Biofuels take off

Last week, for the first time, a jumbo jet used a blend of biofuel and kerosene on a transatlantic flight. Also last week, KLM Royal Dutch Airlines announced a biofuel supply agreement to commence regular flights on a biofuel-petroleum blend on 200 Amsterdam-to-Paris runs starting in September. Lufthansa could beat it by a month under previously announced plans to launch a six-month test on Frankfurt-Hamburg flights.

Such regularly scheduled operations mark a big jump from the one-off biofuels flights that airlines have conducted since 2009. Aviation and biofuels sources say this indicates that biofuel-based jet fuels are ready to be scaled up. Amy Bann, director of environmental policy for Boeing’s commercial airplanes division, says the KLM and Lufthansa announcements “signal to governments, fuel processors, and the financial community that the demand and market for these fuels exist.”

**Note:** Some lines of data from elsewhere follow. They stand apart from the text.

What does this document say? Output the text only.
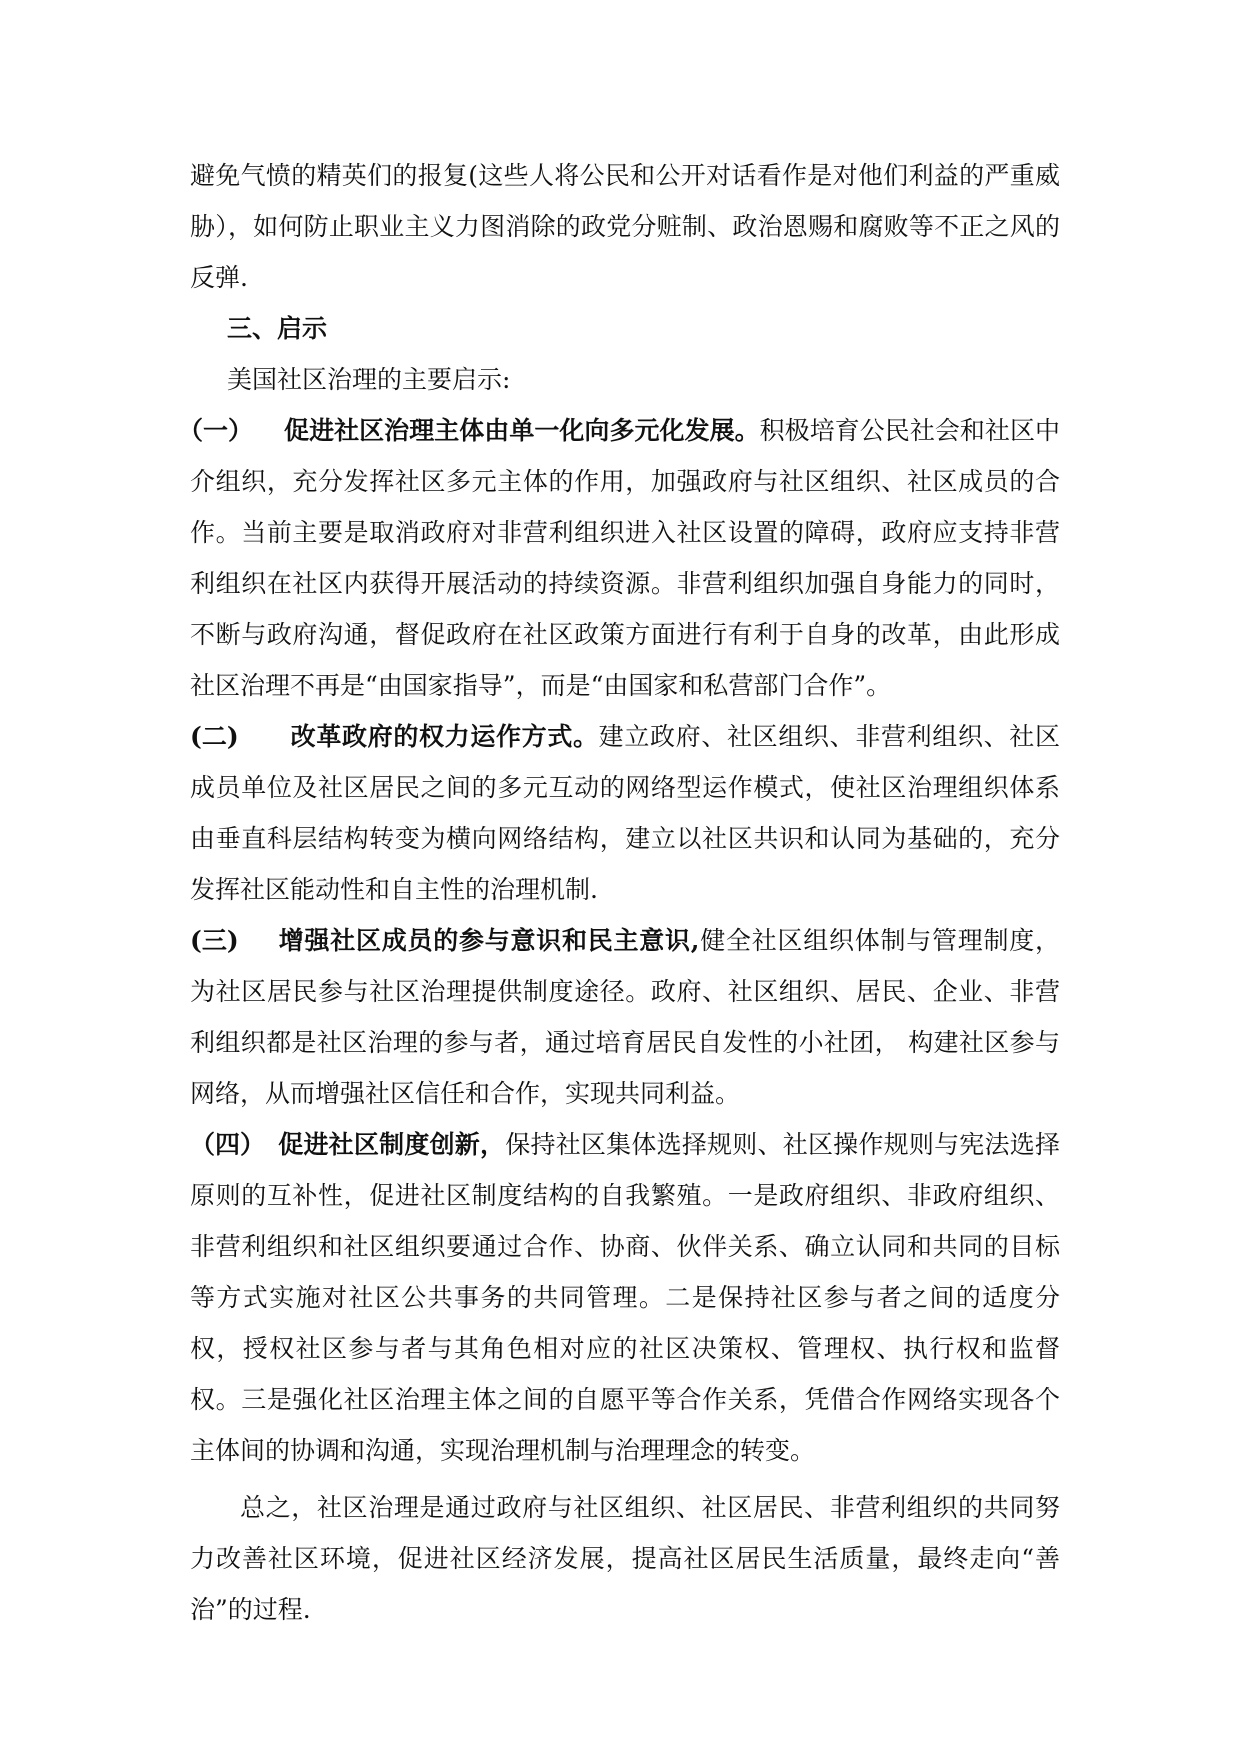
避免气愤的精英们的报复(这些人将公民和公开对话看作是对他们利益的严重威胁），如何防止职业主义力图消除的政党分赃制、政治恩赐和腐败等不正之风的反弹.

三、启示

美国社区治理的主要启示:

（一） 促进社区治理主体由单一化向多元化发展。积极培育公民社会和社区中介组织，充分发挥社区多元主体的作用，加强政府与社区组织、社区成员的合作。当前主要是取消政府对非营利组织进入社区设置的障碍，政府应支持非营利组织在社区内获得开展活动的持续资源。非营利组织加强自身能力的同时，不断与政府沟通，督促政府在社区政策方面进行有利于自身的改革，由此形成社区治理不再是“由国家指导”，而是“由国家和私营部门合作”。

(二) 改革政府的权力运作方式。建立政府、社区组织、非营利组织、社区成员单位及社区居民之间的多元互动的网络型运作模式，使社区治理组织体系由垂直科层结构转变为横向网络结构，建立以社区共识和认同为基础的，充分发挥社区能动性和自主性的治理机制.

(三) 增强社区成员的参与意识和民主意识,健全社区组织体制与管理制度，为社区居民参与社区治理提供制度途径。政府、社区组织、居民、企业、非营利组织都是社区治理的参与者，通过培育居民自发性的小社团， 构建社区参与网络，从而增强社区信任和合作，实现共同利益。

（四） 促进社区制度创新，保持社区集体选择规则、社区操作规则与宪法选择原则的互补性，促进社区制度结构的自我繁殖。一是政府组织、非政府组织、非营利组织和社区组织要通过合作、协商、伙伴关系、确立认同和共同的目标等方式实施对社区公共事务的共同管理。二是保持社区参与者之间的适度分权，授权社区参与者与其角色相对应的社区决策权、管理权、执行权和监督权。三是强化社区治理主体之间的自愿平等合作关系，凭借合作网络实现各个主体间的协调和沟通，实现治理机制与治理理念的转变。

总之，社区治理是通过政府与社区组织、社区居民、非营利组织的共同努力改善社区环境，促进社区经济发展，提高社区居民生活质量，最终走向“善治”的过程.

Pressure to cap and ultimately reduce greenhouse-gas emissions is driving the developments. The European Commission is making flights within, into, and out of Europe subject to its carbon-trading scheme starting in 2012—a move that will cost the aviation industry an estimated €1.4 billion ($2 billion) next year and about €7 billion by 2020,  according to a March 2011 report by Oslo-based consultancy Thomson Reuters Point Carbon.

Environmental groups say biofuels make sense for aviation, since they are the sector’s only alternative to petroleum. “You’re not going to have electric airplanes,” says Kate McMahon, biofuels campaign coordinator for Washington-based Friends of the Earth.

What has enabled aviation biofuels to shift to limited commercial service is the certification earlier this month of biofuels derived from animal and vegetable oils by standards body ASTM International. The provisional approval, to be finalized by August, covers aviation biofuels produced from oils via hydroprocessing—a catalytic process used in petroleum refining.

Hydroprocessed oil from camelina, a biofuels crop, powered Boeing’s historic transatlantic flight last week (the flight was also the first in which all four engines of a commercial aircraft were flown on a biofuel blend). Camelina can be grown on wheat fields during periods when the fields would otherwise be left fallow, and thus shouldn’t drive up food prices. And because the crop can be grown on existing fields, it can also avoid undesirable land use changes, such as the deforestation associated with palm oil cultivation in Southeast Asia.

KLM and Lufthansa also plan to use hydroprocessed oils as their biofuel source. KLM’s will be produced from waste cooking oil by Dynamic Fuels, the Geismar, Louisiana-based joint venture of Tyson Foods and process developer Syntroleum. Finnish refiner Neste Oil will supply Lufthansa’s biofuel blend by hydroprocessing oils from an as-yet-undisclosed feedstock that Lufthansa says will be “sustainable.”

The European Commission, meanwhile, vowed last week to facilitate the emerging bio jet fuel movement, launching an initiative with Airbus, major airlines, and European biofuel producers to push the supply of aviation biofuels to two million tons per year by 2020. The biofuels are to be produced in Europe from European-grown feedstocks.

While U.S. airlines have yet to announce biofuels-based flights, they are promising to do so. Last week, the Air Transport Association of America, an industry trade group, said that nine airlines have committed to using biofuels from Washington-based Solena Fuels for flights out of San Francisco Bay-area airports. Solena’s process uses gasification to break down municipal and agricultural wastes into syngas (carbon monoxide and hydrogen), which then converts it into synthetic fuels.

Such biomass-to-liquids jet fuel was approved for aviation use by ASTM last year. However, Solena has yet to finance its proposed $300 million plant because of high costs and a dearth of policy supports in the United States for bio-based jet fuels.

Englewood, Colorado-based Gevo announced progress last week toward ASTM certification for a third process for producing bio jet fuel: upgrading alcohol biofuels. Gevo is converting corn fermentation plants to produce bio-butanol instead of ethanol, and says it can upgrade its bio-butanol to jet fuel at a relatively low cost.

Gevo executive vice president Jack Huttner says acceptance of testing data by an ASTM technical panel last week puts its bio-butanol based jet fuel on track for testing in jet engines early next year and for certification in 2013. He says Gevo already negotiated a supply agreement with airlines operating out of O’Hare International Airport in Chicago.

According to Huttner, biofuels producers don’t need to match the price of petroleum jet fuel to begin selling to airlines. “There is a value to the airlines to having alternative supplies of their most important raw material. That option value would enable them to pay a little more for a certain portion of their fuel mix to be able to hedge against spikes in oil,” says Huttner.

The problem with Gevo’s fuel is its source. Unless Gevo can convert its plants to use biomass instead of food-based feedstocks—an upgrade Gevo is working on—its fuel will have a carbon footprint similar to ethanol’s and will compete with food markets. According to KLM and Lufthansa and the European Commission, those are deal breakers.